Re: [Bug 22337] When does the light come on?

On 2014-03-22 08:29, bugzilla@jessica.w3.org wrote:
> https://www.w3.org/Bugs/Public/show_bug.cgi?id=22337
>
> Randell Jesup <rjesup@jesup.org> changed:
>
>             What    |Removed                     |Added
> ----------------------------------------------------------------------------
>                   CC|                            |rjesup@jesup.org
>
> --- Comment #2 from Randell Jesup <rjesup@jesup.org> ---
> (In reply to Harald Alvestrand from comment #1)
>> The current text on indicators is:
>>
>> - 4.3 says that when a track is stopped, the user agent should remove the
>> indicator for that source.
>>
>> - 10.1.1 says that UAs are encouraged to include a prominent indicator that
>> the devices are "hot" when getUserMedia returns successfully
>>
>> I think this is pretty precise (although one can discuss whether it is
>> sufficient).
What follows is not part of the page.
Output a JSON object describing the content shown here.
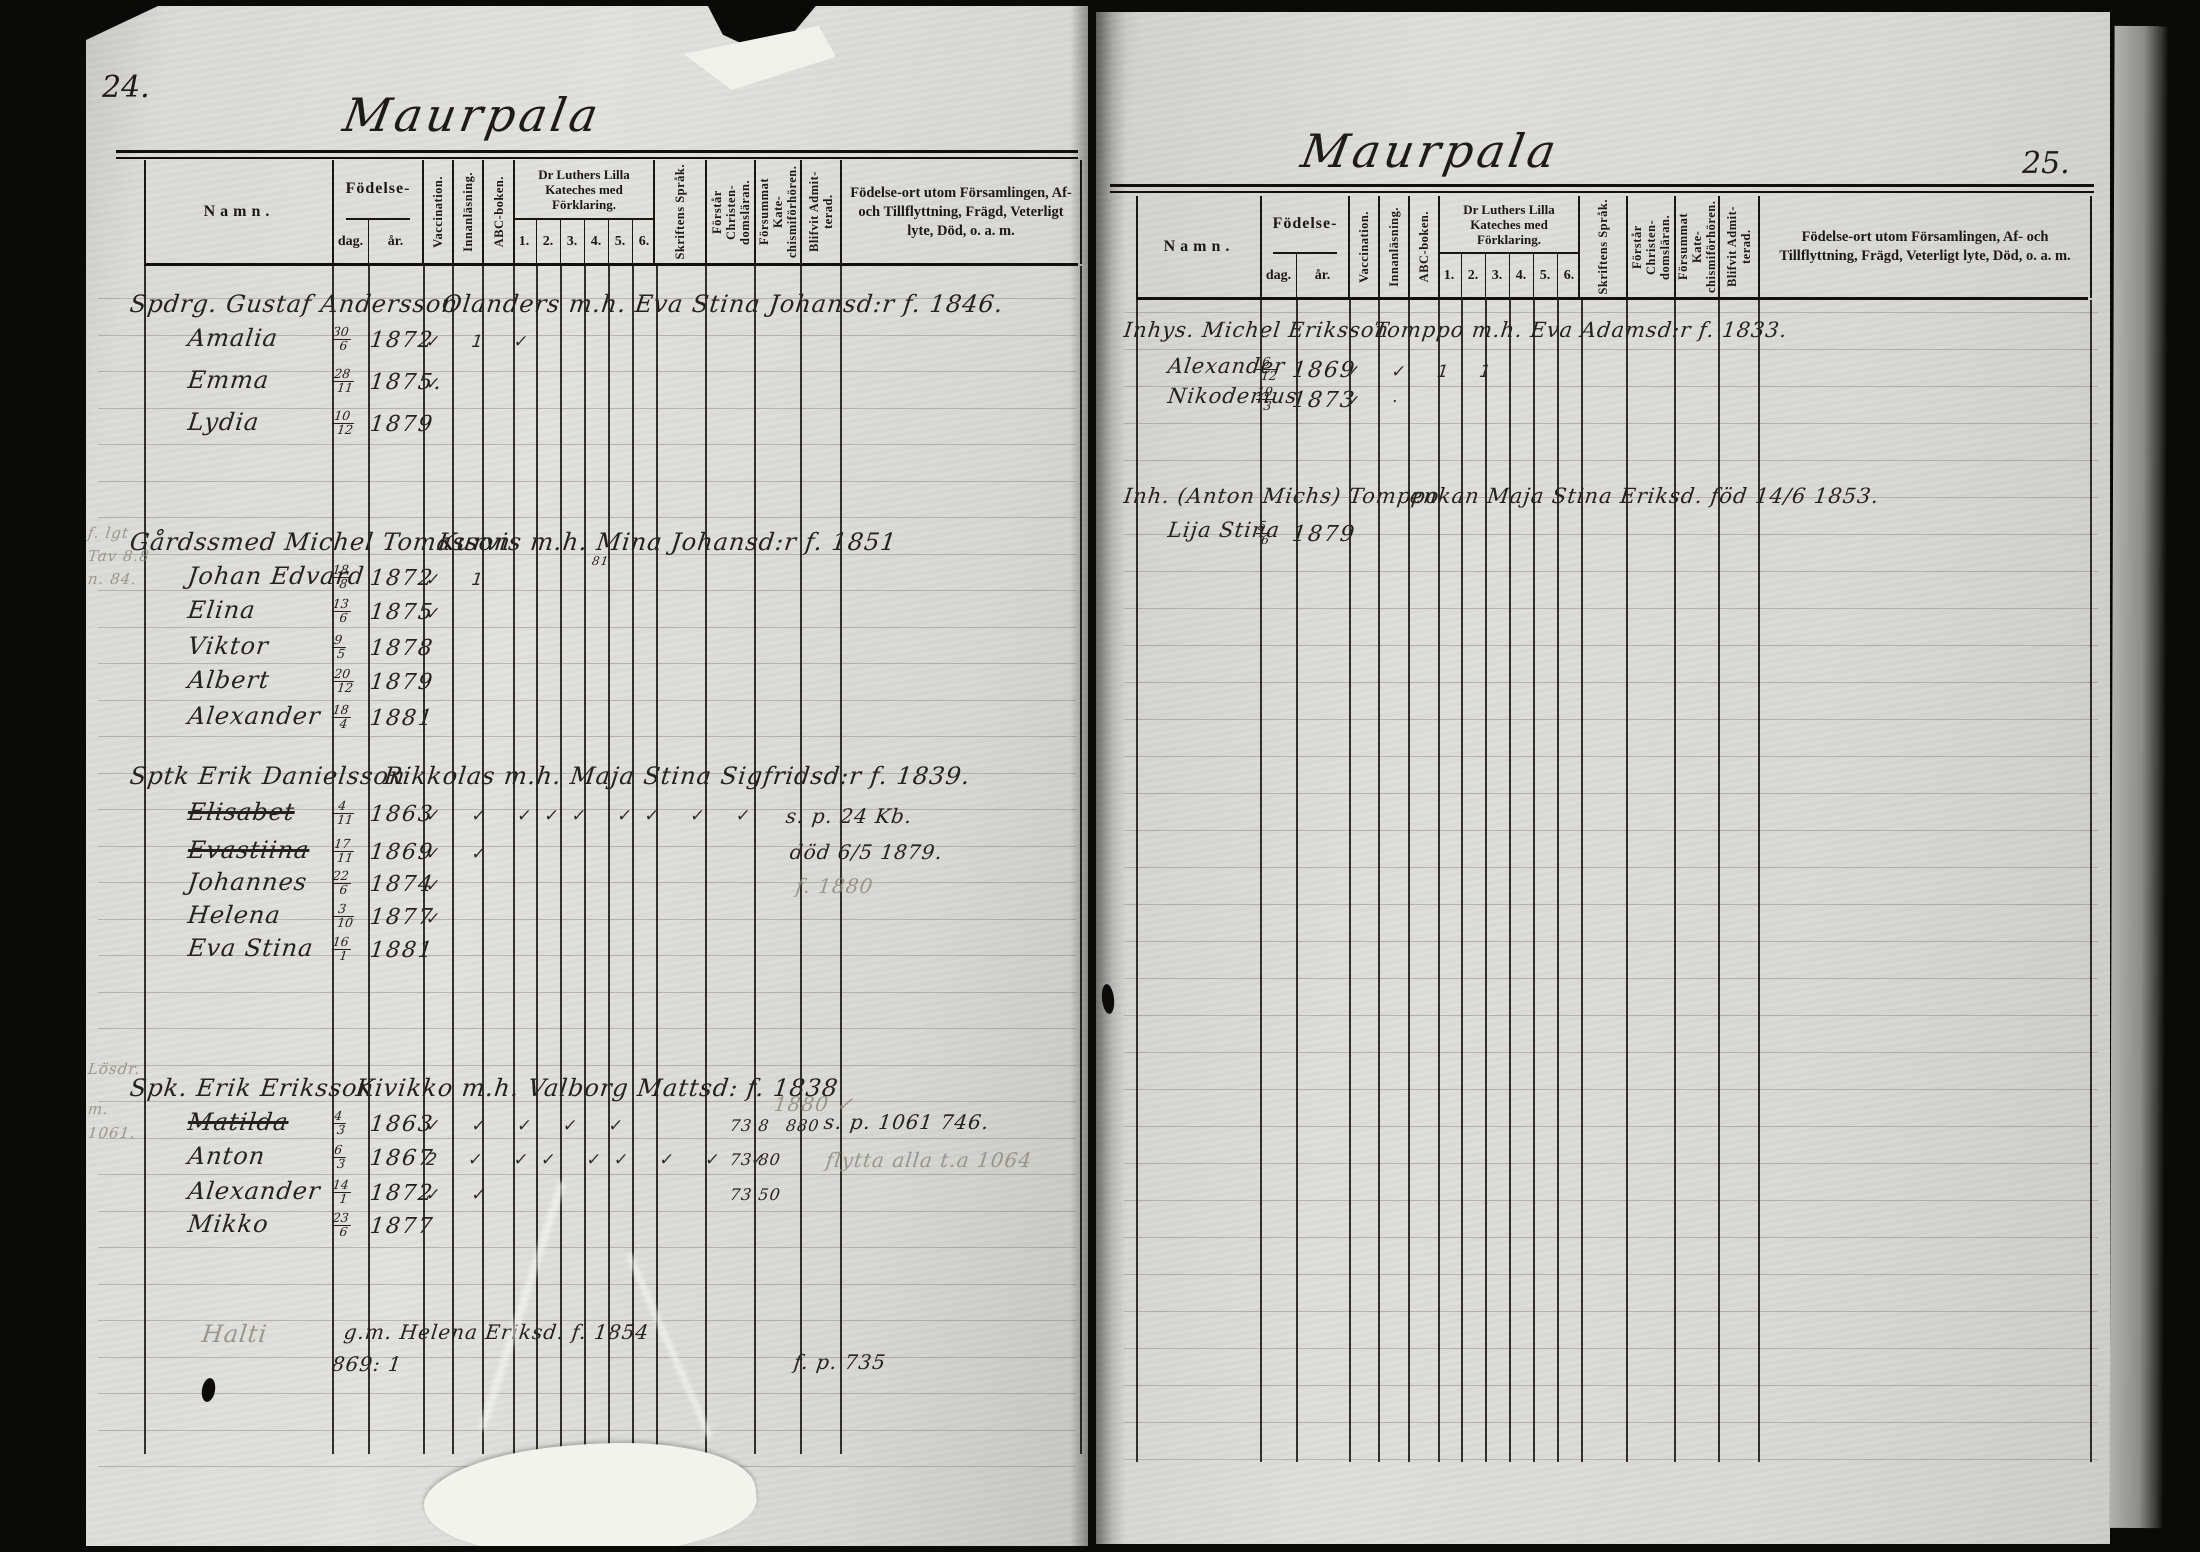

It does allow one to do the "indicator flash" thing where one
>> opens up a device, takes a photo and closes the device immediately - but
>> leaving the indicator on when no media is being captured seems lame.
>
> One can leave this up to the UA; on FxOS (and maybe android, I forget) we dim
> it after ending, and then let it time out shortly.  The indicator flash concern
> is mostly around uses with persistent permission OR with implementations that
> allow a single permission to make a camera go "hot" multiple times (which I
> consider a major privacy risk) AND don't require the indicator be on the entire
> time permission is given (see below).
>
>> We don't have any requirement that an indicator be shown when permission is
>> granted. If we want that, I think we need an additional indicator, not the
>> "on-air" one.
>
> Actually, it's arguable what the current spec requires - the text is
>
> "If the user grants permission to use local recording devices, user agents are
> encouraged to include a prominent indicator that the devices are "hot" (i.e. an
> "on-air" or "recording" indicator)."
>
> There's no "when recording starts" or "when the devices are 'hot'" (it uses
> "that", which changes the meaning considerably compared to "when"; you
> certainly can read the text as "you need to put up an indicator once the user
> grants permission".
>

I think an indicator that tells the user that this site has got the 
permission to start using your camera at any time is more important than 
the indicator that mirrors the hardware light on the camera (and only 
flashes when the camera is actually capturing).